An architect who offered advice to friends regarding the redesign of their garden and who was then subsequently sued for costly over-runs and mistakes did not act negligently, the High Court recently ruled.
10 January 2019
The decision, which saw the architect facing a £265,000 claim, is welcome but does not change the law. Whether substantial professional advice is given freely or charged without entering into a formal contract, a duty of care remains.
In 2013 Basia Lejonvarn, a US-qualified architect, agreed to help her friends and neighbours, Peter and Lynn Burgess, with the redesign of their garden in Highgate, north London. She stepped in to help when the Burgesses were unhappy with the £150,000 quote from one of the capital’s smartest landscape gardeners, and to work free of charge — a favour for a friend.
Basia Lejonvarn was taken to court by her former friends
Lejonvarn oversaw the garden project including preparing drawings and design, advising on the procurement of contractors and regular site visits. Yet the relationship soon began to fall apart.
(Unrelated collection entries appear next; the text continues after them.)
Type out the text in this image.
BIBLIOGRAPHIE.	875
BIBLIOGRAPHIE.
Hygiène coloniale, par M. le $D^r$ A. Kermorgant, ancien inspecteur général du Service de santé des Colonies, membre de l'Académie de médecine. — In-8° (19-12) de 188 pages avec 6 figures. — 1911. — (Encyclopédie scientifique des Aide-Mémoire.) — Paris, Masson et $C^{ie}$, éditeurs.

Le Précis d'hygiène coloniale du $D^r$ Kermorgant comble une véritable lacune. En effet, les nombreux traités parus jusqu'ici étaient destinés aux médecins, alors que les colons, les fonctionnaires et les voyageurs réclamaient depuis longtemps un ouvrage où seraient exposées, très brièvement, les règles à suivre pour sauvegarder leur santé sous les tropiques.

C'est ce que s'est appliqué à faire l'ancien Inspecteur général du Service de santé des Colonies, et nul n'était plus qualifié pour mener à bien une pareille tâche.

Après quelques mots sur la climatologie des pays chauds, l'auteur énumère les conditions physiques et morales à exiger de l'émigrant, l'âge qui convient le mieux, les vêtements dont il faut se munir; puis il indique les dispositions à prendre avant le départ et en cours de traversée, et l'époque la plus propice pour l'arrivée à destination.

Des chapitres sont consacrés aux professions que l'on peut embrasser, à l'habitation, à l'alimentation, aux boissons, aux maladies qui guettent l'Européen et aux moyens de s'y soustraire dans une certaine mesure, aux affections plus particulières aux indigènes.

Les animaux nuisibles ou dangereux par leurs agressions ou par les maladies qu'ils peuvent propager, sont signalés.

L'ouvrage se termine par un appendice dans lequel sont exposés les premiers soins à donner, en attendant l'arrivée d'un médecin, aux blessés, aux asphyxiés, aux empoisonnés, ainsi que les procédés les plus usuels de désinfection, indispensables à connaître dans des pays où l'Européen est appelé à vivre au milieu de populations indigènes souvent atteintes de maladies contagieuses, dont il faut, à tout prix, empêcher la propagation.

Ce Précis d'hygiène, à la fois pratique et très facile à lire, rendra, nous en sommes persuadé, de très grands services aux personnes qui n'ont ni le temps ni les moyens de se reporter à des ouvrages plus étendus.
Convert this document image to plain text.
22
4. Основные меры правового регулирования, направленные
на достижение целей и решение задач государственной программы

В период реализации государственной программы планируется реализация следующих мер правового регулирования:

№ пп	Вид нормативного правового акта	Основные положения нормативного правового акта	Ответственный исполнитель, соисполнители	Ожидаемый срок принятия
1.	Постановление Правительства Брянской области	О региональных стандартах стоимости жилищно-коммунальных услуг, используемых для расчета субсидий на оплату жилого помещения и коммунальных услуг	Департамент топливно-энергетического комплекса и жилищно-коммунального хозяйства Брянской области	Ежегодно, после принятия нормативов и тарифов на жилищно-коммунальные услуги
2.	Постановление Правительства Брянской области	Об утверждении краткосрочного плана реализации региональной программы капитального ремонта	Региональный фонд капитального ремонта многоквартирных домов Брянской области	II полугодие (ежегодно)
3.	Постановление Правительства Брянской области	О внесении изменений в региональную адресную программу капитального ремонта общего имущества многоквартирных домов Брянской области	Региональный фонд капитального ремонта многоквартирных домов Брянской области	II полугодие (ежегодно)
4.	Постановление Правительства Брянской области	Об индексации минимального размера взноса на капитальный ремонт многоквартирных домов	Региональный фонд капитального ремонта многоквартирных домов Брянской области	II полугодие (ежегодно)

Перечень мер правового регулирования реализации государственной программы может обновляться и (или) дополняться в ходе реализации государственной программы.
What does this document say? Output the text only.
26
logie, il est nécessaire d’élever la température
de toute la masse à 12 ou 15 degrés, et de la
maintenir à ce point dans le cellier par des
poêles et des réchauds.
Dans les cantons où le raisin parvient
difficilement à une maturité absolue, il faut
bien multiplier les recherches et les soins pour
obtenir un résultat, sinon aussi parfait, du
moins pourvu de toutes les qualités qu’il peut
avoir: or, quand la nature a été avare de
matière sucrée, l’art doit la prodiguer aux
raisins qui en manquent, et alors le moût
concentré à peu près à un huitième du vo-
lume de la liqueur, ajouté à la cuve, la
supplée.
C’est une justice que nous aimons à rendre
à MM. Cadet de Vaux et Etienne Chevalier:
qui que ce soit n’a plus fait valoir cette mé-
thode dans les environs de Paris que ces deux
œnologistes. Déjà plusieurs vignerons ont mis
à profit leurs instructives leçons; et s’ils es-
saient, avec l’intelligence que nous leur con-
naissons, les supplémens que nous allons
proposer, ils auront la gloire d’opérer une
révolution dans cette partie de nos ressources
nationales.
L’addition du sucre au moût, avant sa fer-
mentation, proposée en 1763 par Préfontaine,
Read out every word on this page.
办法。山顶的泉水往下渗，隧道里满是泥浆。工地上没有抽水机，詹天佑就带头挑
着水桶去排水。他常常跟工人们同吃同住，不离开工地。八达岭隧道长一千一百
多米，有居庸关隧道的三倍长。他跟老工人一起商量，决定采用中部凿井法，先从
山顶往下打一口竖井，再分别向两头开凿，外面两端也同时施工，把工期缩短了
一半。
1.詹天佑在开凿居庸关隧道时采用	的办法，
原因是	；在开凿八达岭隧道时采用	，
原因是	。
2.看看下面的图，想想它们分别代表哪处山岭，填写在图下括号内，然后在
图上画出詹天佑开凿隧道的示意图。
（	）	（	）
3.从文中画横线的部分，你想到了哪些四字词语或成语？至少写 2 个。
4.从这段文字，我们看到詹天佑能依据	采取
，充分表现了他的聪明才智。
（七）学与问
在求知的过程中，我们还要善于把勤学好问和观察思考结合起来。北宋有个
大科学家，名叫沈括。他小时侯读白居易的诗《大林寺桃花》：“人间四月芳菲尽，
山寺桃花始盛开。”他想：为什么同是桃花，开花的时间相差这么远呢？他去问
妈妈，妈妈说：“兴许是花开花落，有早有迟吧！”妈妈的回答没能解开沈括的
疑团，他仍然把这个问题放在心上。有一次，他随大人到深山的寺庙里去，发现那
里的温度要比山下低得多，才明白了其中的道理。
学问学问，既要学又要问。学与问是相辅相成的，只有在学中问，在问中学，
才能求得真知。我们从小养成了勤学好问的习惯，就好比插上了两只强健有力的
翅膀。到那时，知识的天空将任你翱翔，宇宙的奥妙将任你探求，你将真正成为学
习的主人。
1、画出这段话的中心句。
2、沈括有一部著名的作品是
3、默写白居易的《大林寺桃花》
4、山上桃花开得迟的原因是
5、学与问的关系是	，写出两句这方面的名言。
The Burgesses issued proceedings against Lejonvarn for £265,000 — the additional costs they claimed to have incurred as a result of her alleged professional negligence.
The court had previously determined whether Lejonvarn owed the Burgessees a duty of care for the services she performed, or whether this might be considered ad-hoc advice without legal responsibility. The court decided that she did owe a duty of care and that it would be wrong to categorise the advice she gave as a favour without legal responsibility because it extended over many months, was provided in detail and involved the Burgesses spending a substantial sum of money. The court had not, however, decided whether she had breached that duty of care and been negligent.
The High Court delivered its decision in November and found that Lejonvarn had indeed acted professionally, had not been negligent and was not in breach of her duty of care. Her case was helped enormously by the meticulous diaries she kept and the credibility of her evidence.
Professionals from all walks of life are often asked for their opinion — whether a friendly chat with a neighbour over the garden fence, a conversation at a dinner party, or with mates down the pub. The conversation that starts “Oh, you’re a construction lawyer . . . .we have fallen out with our builders, what should we do?” will be familiar to many.
This case does provide some comfort here: informal advice given by professionals, even if patently bad advice, is unlikely to result in a claim.
But where that advice is more detailed and involved, a duty of care is owed by the professional. This can, as Lejonvarn discovered, put a professional in a very difficult position particularly as no contract is likely to exist.
It would be a shame if professionals were to feel that they no longer can help friends and neighbours, but they should tread carefully. Confirm in writing or by email what you have agreed to do for your friends or neighbours and keep a diary of activity or advice undertaken. If the worst does happen the most you are likely to lose is a friend and not the shirt off your back.
First featured in The Times on 10 Jan 2019.